欧阳修有一篇著名的《秋声赋》,把看不见、摸不着的“秋声”写得形色宛然,变态百出,从而寄托了叹世悲秋的思想情感。林嗣环把自己的诗歌创作结集起来,题为《秋声诗》。《口技》是《〈秋声诗〉自序》的一部分(略有删节)。
作者的本意并不是写口技,而是为他的《秋声诗》作序言。他在写完口技之后说:“嘻,若而人者,可谓善画声矣!遂录其语以为《秋声》序。”很清楚,他是借口技人的“善画声”说明《秋声诗》的“善画声”的。他通过具体描写,把口技人的表演生动地再现出来。读了这篇短文,就像身临其境,听了一场精彩的口技,受到强烈的感染。
林嗣环在把主要力量用于正面描写时,也采用了辅助性的艺术手法:侧面烘托。而且,把正面描写与侧面烘托(写听众的反应)结合起来,用以表现主题。
第一段:“……于厅事之东北角,施八尺屏幛,口技人坐屏幛中,一桌、一椅、一扇、一抚尺而已。众宾团坐……”可以设想,一个大宴宾客的场所,是有许多东西可写的,为什么只写这些呢?那是因为这些东西最有利于烘托主题。口技人是坐在屏幛中的,如果不亮一下底,让“众宾”知道其中除“一桌、一椅、一扇、一抚尺”而外,别无他物,那就会怀疑其中有鬼。“而已”两字,扫清一切怀疑,使人确信口技人奏技只用一张口。

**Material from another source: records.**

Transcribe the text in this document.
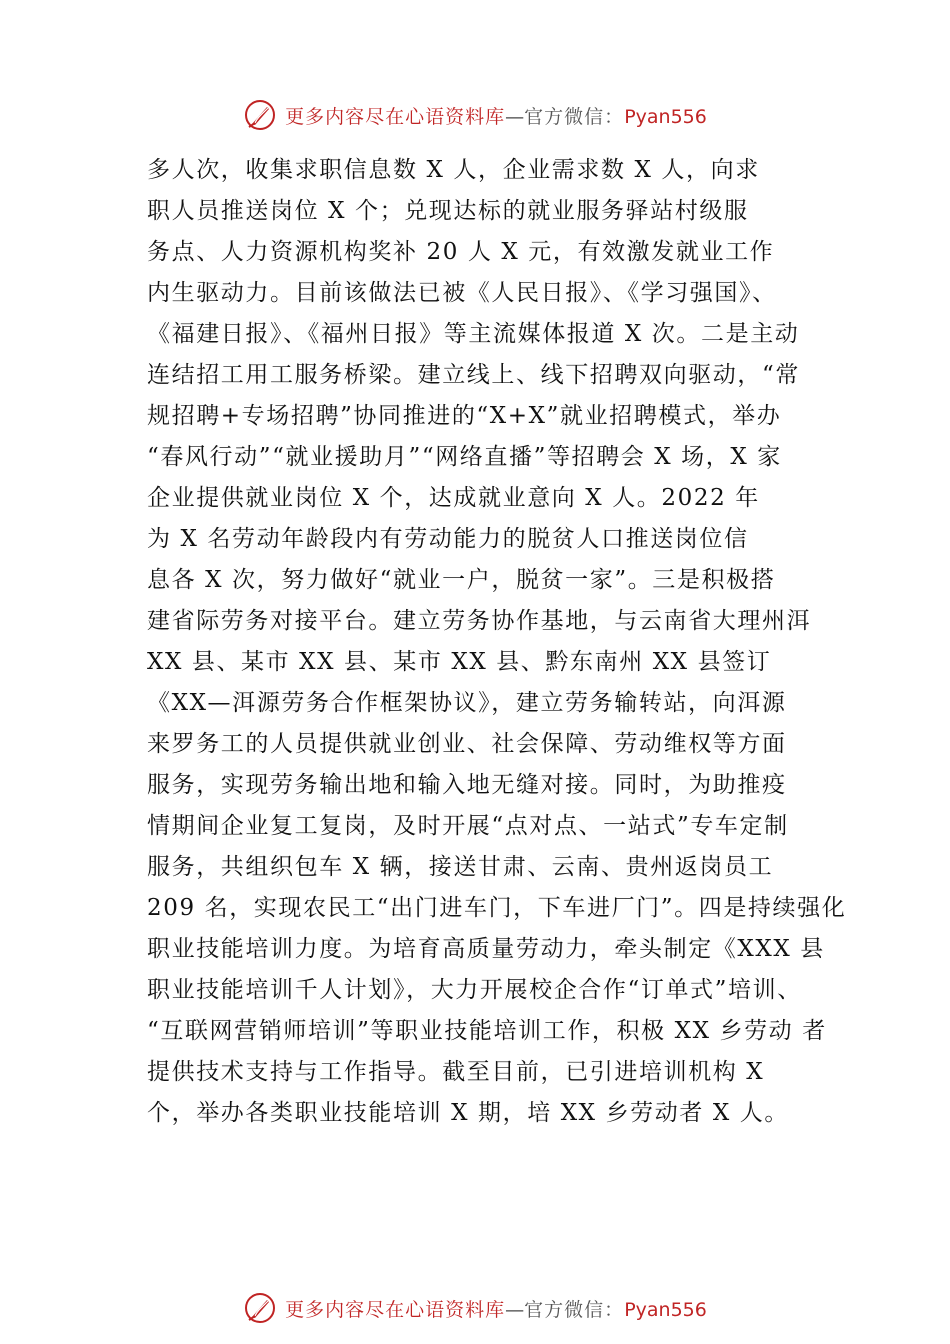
更多内容尽在心语资料库—官方微信：Pyan556
多人次，收集求职信息数 X 人，企业需求数 X 人，向求
职人员推送岗位 X 个；兑现达标的就业服务驿站村级服
务点、人力资源机构奖补 20 人 X 元，有效激发就业工作
内生驱动力。目前该做法已被《人民日报》、《学习强国》、
《福建日报》、《福州日报》等主流媒体报道 X 次。二是主动
连结招工用工服务桥梁。建立线上、线下招聘双向驱动，“常
规招聘+专场招聘”协同推进的“X+X”就业招聘模式，举办
“春风行动”“就业援助月”“网络直播”等招聘会 X 场，X 家
企业提供就业岗位 X 个，达成就业意向 X 人。2022 年
为 X 名劳动年龄段内有劳动能力的脱贫人口推送岗位信
息各 X 次，努力做好“就业一户，脱贫一家”。三是积极搭
建省际劳务对接平台。建立劳务协作基地，与云南省大理州洱
XX 县、某市 XX 县、某市 XX 县、黔东南州 XX 县签订
《XX—洱源劳务合作框架协议》，建立劳务输转站，向洱源
来罗务工的人员提供就业创业、社会保障、劳动维权等方面
服务，实现劳务输出地和输入地无缝对接。同时，为助推疫
情期间企业复工复岗，及时开展“点对点、一站式”专车定制
服务，共组织包车 X 辆，接送甘肃、云南、贵州返岗员工
209 名，实现农民工“出门进车门，下车进厂门”。四是持续强化
职业技能培训力度。为培育高质量劳动力，牵头制定《XXX 县
职业技能培训千人计划》，大力开展校企合作“订单式”培训、
“互联网营销师培训”等职业技能培训工作，积极 XX 乡劳动 者
提供技术支持与工作指导。截至目前，已引进培训机构 X
个，举办各类职业技能培训 X 期，培 XX 乡劳动者 X 人。
更多内容尽在心语资料库—官方微信：Pyan556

接下去,既写口技人奏技,又写众宾的反应,波澜层出,极起伏变化之妙。
“一抚尺而已”扫清了众宾的怀疑,文势一缓,紧接着:“但闻屏幛中抚尺一下,满座寂然,无敢哗者”。立刻造成一种肃静的、紧张的气氛,文势一振。一缓一紧,出现了第一次波澜。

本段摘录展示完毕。